What is it we all seek? Some sort of reassurance that there is an afterlife. What is it we rely on for that guidance to get us there? Religion. I realize I’m probably going to piss a few people off with this book, but what the hell, if there is a purgatory, I’m sure I’ll pay for it there. You see this book came about because of unanswered questions. Questions I’ve pondered for my 62 years on this earth (minus my time in diapers where thinking was completely optional). Religion in many ways is a guide to obtain answers, but it was never enough for me.
I was raised Catholic. You can all bless me now. Surviving a Catholic upbringing is a lot like surviving a repetitive hurricane. Just when you think you’ve got enough protection from the danger someone (Usually my Mother) throws a curve ball of Catholic guilt at you and you’re stuck trying to remember if it is a sin or not, whether it requires a confession, and the amount of shame you should feel. It’s like dodging the hurricane all over again. Depression runs a rough shot in the Catholic religion and trust me, I know why. Happiness is frowned upon. I have a hard time thinking that God thinks that’s the way it should be.

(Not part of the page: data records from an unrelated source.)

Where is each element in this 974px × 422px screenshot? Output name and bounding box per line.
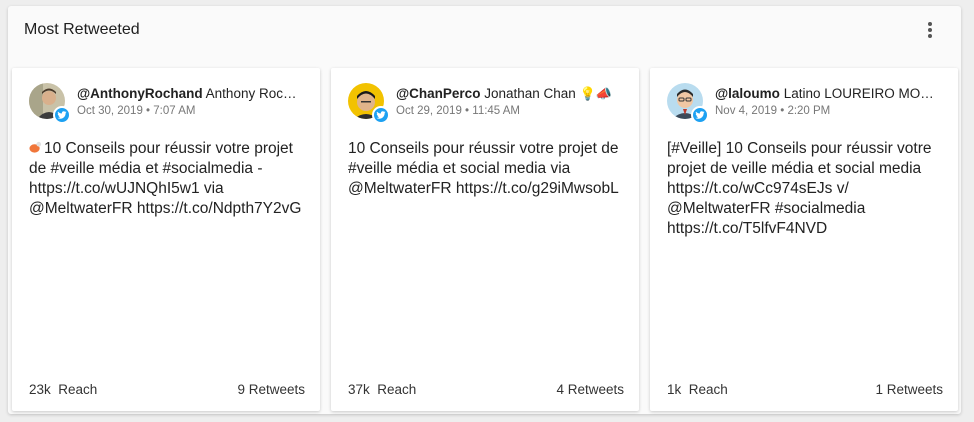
more-options-icon[interactable] <box>921 20 939 40</box>
reach-stat: 23k Reach <box>29 382 98 397</box>
author-handle[interactable]: @AnthonyRochand <box>77 86 203 101</box>
author-line: @ChanPerco Jonathan Chan 💡📣 <box>396 86 622 102</box>
avatar[interactable] <box>348 83 390 124</box>
panel-header: Most Retweeted <box>8 6 961 54</box>
tweet-card[interactable]: @ChanPerco Jonathan Chan 💡📣 Oct 29, 2019… <box>331 68 639 411</box>
tweet-text: 10 Conseils pour réussir votre projet de… <box>29 140 302 217</box>
tweet-text: [#Veille] 10 Conseils pour réussir votre… <box>667 140 932 237</box>
avatar[interactable] <box>667 83 709 124</box>
reach-stat: 37k Reach <box>348 382 417 397</box>
reach-stat: 1k Reach <box>667 382 728 397</box>
card-footer: 1k Reach 1 Retweets <box>667 382 943 397</box>
author-name: Anthony Rochand <box>205 86 303 101</box>
author-line: @laloumo Latino LOUREIRO MOREIRA <box>715 86 941 101</box>
retweets-stat: 1 Retweets <box>875 382 943 397</box>
card-footer: 23k Reach 9 Retweets <box>29 382 305 397</box>
tweet-timestamp: Nov 4, 2019 • 2:20 PM <box>715 105 831 117</box>
card-footer: 37k Reach 4 Retweets <box>348 382 624 397</box>
twitter-bird-icon <box>691 106 709 124</box>
tweet-card[interactable]: @AnthonyRochand Anthony Rochand Oct 30, … <box>12 68 320 411</box>
twitter-bird-icon <box>372 106 390 124</box>
tweet-timestamp: Oct 30, 2019 • 7:07 AM <box>77 105 196 117</box>
most-retweeted-panel: Most Retweeted @AnthonyRochand Anthony R… <box>8 6 961 414</box>
author-name: Jonathan Chan <box>484 86 576 101</box>
author-line: @AnthonyRochand Anthony Rochand <box>77 86 303 101</box>
retweets-stat: 9 Retweets <box>237 382 305 397</box>
megaphone-icon <box>29 141 42 153</box>
avatar[interactable] <box>29 83 71 124</box>
retweets-stat: 4 Retweets <box>556 382 624 397</box>
tweet-text: 10 Conseils pour réussir votre projet de… <box>348 140 619 197</box>
author-handle[interactable]: @ChanPerco <box>396 86 480 101</box>
twitter-bird-icon <box>53 106 71 124</box>
author-handle[interactable]: @laloumo <box>715 86 780 101</box>
panel-title: Most Retweeted <box>24 21 140 38</box>
tweet-timestamp: Oct 29, 2019 • 11:45 AM <box>396 105 521 117</box>
author-name: Latino LOUREIRO MOREIRA <box>783 86 941 101</box>
author-emoji: 💡📣 <box>579 86 612 101</box>
tweet-card[interactable]: @laloumo Latino LOUREIRO MOREIRA Nov 4, … <box>650 68 958 411</box>
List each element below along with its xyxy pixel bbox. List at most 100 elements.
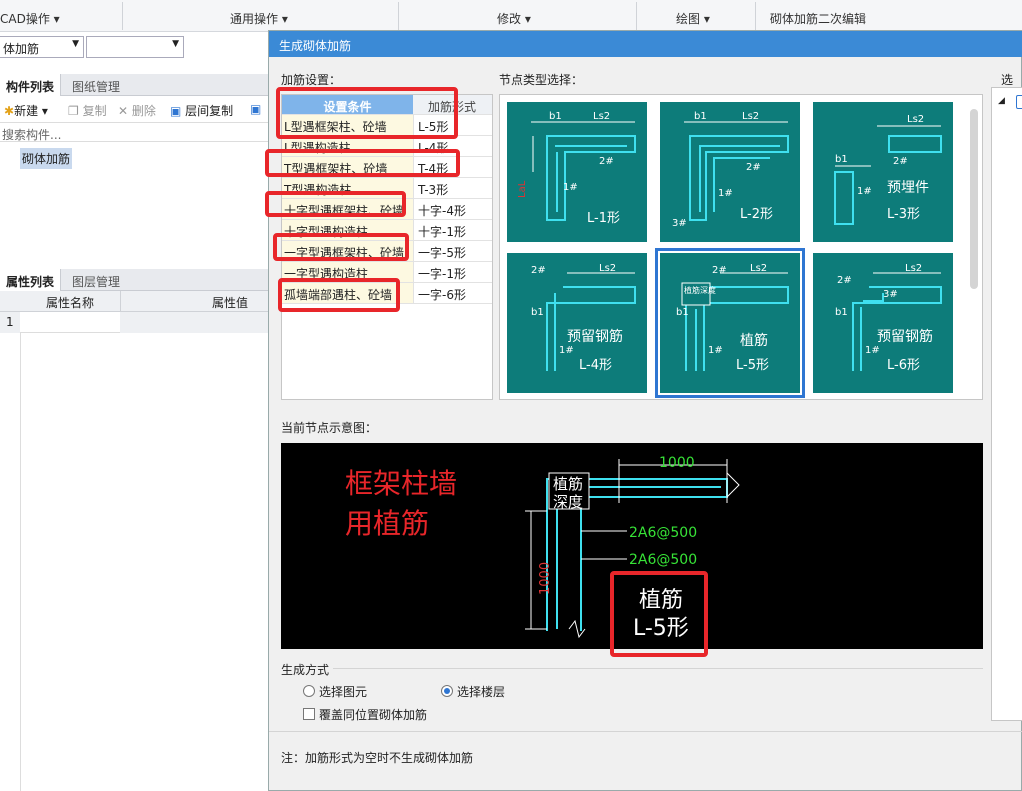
component-tabbar: 构件列表 图纸管理 bbox=[0, 74, 268, 96]
node-diagram: b1 Ls2 2# 1# 3# L-2形 bbox=[672, 111, 789, 229]
divider bbox=[333, 668, 983, 669]
highlight-box bbox=[610, 571, 708, 657]
node-type-grid: b1 Ls2 2# 1# LaL L-1形 b1 Ls2 2# 1# 3# L-… bbox=[499, 94, 983, 400]
node-diagram: Ls2 b1 2# 1# 预埋件 L-3形 bbox=[834, 114, 942, 225]
ribbon: CAD操作 ▾ 通用操作 ▾ 修改 ▾ 绘图 ▾ 砌体加筋二次编辑 bbox=[0, 0, 1022, 32]
preview-anchor-label-1: 植筋 bbox=[553, 475, 583, 493]
tile-rebar-1-label: 1# bbox=[865, 345, 880, 356]
property-value-cell[interactable] bbox=[120, 312, 268, 333]
tile-rebar-2-label: 2# bbox=[531, 265, 546, 276]
search-input[interactable]: 搜索构件... bbox=[0, 122, 268, 142]
node-tile-l1[interactable]: b1 Ls2 2# 1# LaL L-1形 bbox=[507, 102, 647, 242]
tree-item-masonry-rebar[interactable]: 砌体加筋 bbox=[20, 148, 73, 169]
save-icon[interactable]: ▣ bbox=[250, 102, 261, 116]
delete-button[interactable]: ✕ 删除 bbox=[118, 102, 156, 119]
overwrite-checkbox[interactable] bbox=[303, 708, 315, 720]
floor-copy-icon: ▣ bbox=[170, 104, 182, 118]
node-diagram: 3# 2# Ls2 b1 1# 预留钢筋 L-6形 bbox=[835, 263, 942, 373]
form-cell[interactable]: 一字-6形 bbox=[413, 283, 492, 303]
copy-button[interactable]: ❐ 复制 bbox=[68, 102, 107, 119]
tile-name: L-3形 bbox=[887, 207, 920, 222]
tile-rebar-2-label: 2# bbox=[712, 265, 727, 276]
tile-rebar-3-label: 3# bbox=[883, 289, 898, 300]
tile-rebar-2-label: 2# bbox=[746, 162, 761, 173]
radio-select-floor[interactable] bbox=[441, 685, 453, 697]
property-row[interactable]: 1 bbox=[0, 312, 268, 333]
row-index: 1 bbox=[0, 312, 20, 333]
grid-line bbox=[20, 333, 21, 791]
node-diagram: 2# Ls2 b1 1# 预留钢筋 L-4形 bbox=[531, 263, 636, 373]
tile-extra-label: 预留钢筋 bbox=[567, 328, 623, 345]
node-type-label: 节点类型选择： bbox=[499, 73, 584, 87]
tile-ls2-label: Ls2 bbox=[907, 114, 924, 125]
tab-property-list[interactable]: 属性列表 bbox=[0, 269, 62, 291]
tree-checkbox[interactable] bbox=[1016, 95, 1022, 109]
tile-ls2-label: Ls2 bbox=[742, 111, 759, 122]
radio-select-element-label[interactable]: 选择图元 bbox=[319, 683, 367, 700]
preview-anchor-label-2: 深度 bbox=[553, 493, 583, 511]
ribbon-group-masonry-edit[interactable]: 砌体加筋二次编辑 bbox=[770, 10, 866, 27]
chevron-down-icon: ▼ bbox=[72, 39, 79, 49]
node-tile-l2[interactable]: b1 Ls2 2# 1# 3# L-2形 bbox=[660, 102, 800, 242]
node-preview: 框架柱墙 用植筋 植筋 深度 1000 1000 2A6@500 2A6@500… bbox=[281, 443, 983, 657]
floor-tree: ◢ bbox=[991, 87, 1022, 721]
node-tile-l6[interactable]: 3# 2# Ls2 b1 1# 预留钢筋 L-6形 bbox=[813, 253, 953, 393]
tile-rebar-1-label: 1# bbox=[563, 182, 578, 193]
radio-select-floor-label[interactable]: 选择楼层 bbox=[457, 683, 505, 700]
preview-note-2: 用植筋 bbox=[345, 507, 429, 540]
generate-masonry-rebar-dialog: 生成砌体加筋 加筋设置： 节点类型选择： 设置条件 加筋形式 L型遇框架柱、砼墙… bbox=[265, 30, 1022, 791]
ribbon-group-general[interactable]: 通用操作 ▾ bbox=[230, 10, 288, 27]
tile-rebar-1-label: 1# bbox=[857, 186, 872, 197]
property-header: 属性名称 属性值 bbox=[0, 291, 268, 312]
component-type-combo[interactable]: 体加筋 ▼ bbox=[0, 36, 84, 58]
ribbon-group-draw[interactable]: 绘图 ▾ bbox=[676, 10, 710, 27]
tile-name: L-4形 bbox=[579, 358, 612, 373]
radio-select-element[interactable] bbox=[303, 685, 315, 697]
node-diagram: 植筋深度 2# Ls2 b1 1# 植筋 L-5形 bbox=[676, 263, 789, 373]
grid-scrollbar[interactable] bbox=[970, 109, 978, 289]
tile-b1-label: b1 bbox=[531, 307, 544, 318]
tile-ls2-label: Ls2 bbox=[905, 263, 922, 274]
component-name-combo[interactable]: ▼ bbox=[86, 36, 184, 58]
node-tile-l5[interactable]: 植筋深度 2# Ls2 b1 1# 植筋 L-5形 bbox=[655, 248, 805, 398]
form-cell[interactable]: T-3形 bbox=[413, 178, 492, 198]
property-value-header: 属性值 bbox=[212, 296, 249, 310]
form-cell[interactable]: 十字-1形 bbox=[413, 220, 492, 240]
highlight-box bbox=[265, 191, 406, 217]
preview-bar-2: 2A6@500 bbox=[629, 552, 697, 568]
ribbon-separator bbox=[398, 2, 399, 30]
overwrite-checkbox-label[interactable]: 覆盖同位置砌体加筋 bbox=[319, 706, 427, 723]
tab-component-list[interactable]: 构件列表 bbox=[0, 74, 62, 96]
tile-lal-label: LaL bbox=[517, 180, 528, 198]
ribbon-separator bbox=[122, 2, 123, 30]
tile-name: L-2形 bbox=[740, 207, 773, 222]
chevron-down-icon: ▼ bbox=[172, 39, 179, 49]
ribbon-group-cad[interactable]: CAD操作 ▾ bbox=[0, 10, 60, 27]
expand-icon[interactable]: ◢ bbox=[998, 96, 1005, 106]
node-tile-l4[interactable]: 2# Ls2 b1 1# 预留钢筋 L-4形 bbox=[507, 253, 647, 393]
floor-copy-button[interactable]: ▣ 层间复制 bbox=[170, 102, 233, 119]
tab-drawing-management[interactable]: 图纸管理 bbox=[66, 74, 126, 96]
highlight-box bbox=[278, 278, 400, 312]
tile-rebar-1-label: 1# bbox=[718, 188, 733, 199]
divider bbox=[269, 731, 1022, 732]
tile-rebar-2-label: 2# bbox=[599, 156, 614, 167]
preview-bar-1: 2A6@500 bbox=[629, 525, 697, 541]
tile-extra-label: 植筋 bbox=[740, 332, 768, 349]
tab-layer-management[interactable]: 图层管理 bbox=[66, 269, 126, 291]
tile-b1-label: b1 bbox=[835, 154, 848, 165]
delete-icon: ✕ bbox=[118, 104, 129, 118]
tile-b1-label: b1 bbox=[835, 307, 848, 318]
dialog-title[interactable]: 生成砌体加筋 bbox=[269, 31, 1022, 57]
form-cell[interactable]: 十字-4形 bbox=[413, 199, 492, 219]
property-name-header: 属性名称 bbox=[46, 296, 95, 310]
form-cell[interactable]: 一字-5形 bbox=[413, 241, 492, 261]
form-cell[interactable]: 一字-1形 bbox=[413, 262, 492, 282]
node-tile-l3[interactable]: Ls2 b1 2# 1# 预埋件 L-3形 bbox=[813, 102, 953, 242]
tile-anchor-label: 植筋深度 bbox=[684, 285, 716, 295]
left-panel: 体加筋 ▼ ▼ 构件列表 图纸管理 ✱新建 ▾ ❐ 复制 ✕ 删除 ▣ 层间复制 … bbox=[0, 32, 268, 791]
highlight-box bbox=[265, 149, 460, 177]
new-button[interactable]: ✱新建 ▾ bbox=[4, 102, 48, 119]
ribbon-group-modify[interactable]: 修改 ▾ bbox=[497, 10, 531, 27]
tile-ls2-label: Ls2 bbox=[599, 263, 616, 274]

Although I am by no means an expert on religion. I find it to be a hindrance in my life. I do know that a lot of people get a lot out of the visit to the church on Sunday and I think that’s great. By no means do I think that everyone should follow my lead, I just want people to know that being a religious truant is not the end of the world. I have always felt that God watches over us. I also think that he (or She, oh that’s going to piss off some people) wants us to be happy. I can’t see a God that punishes people for eating a beef jerky on a Friday during lent and yet forgiving a murderer because he confesses his sin on his deathbed. Sorry, it just doesn’t work for me.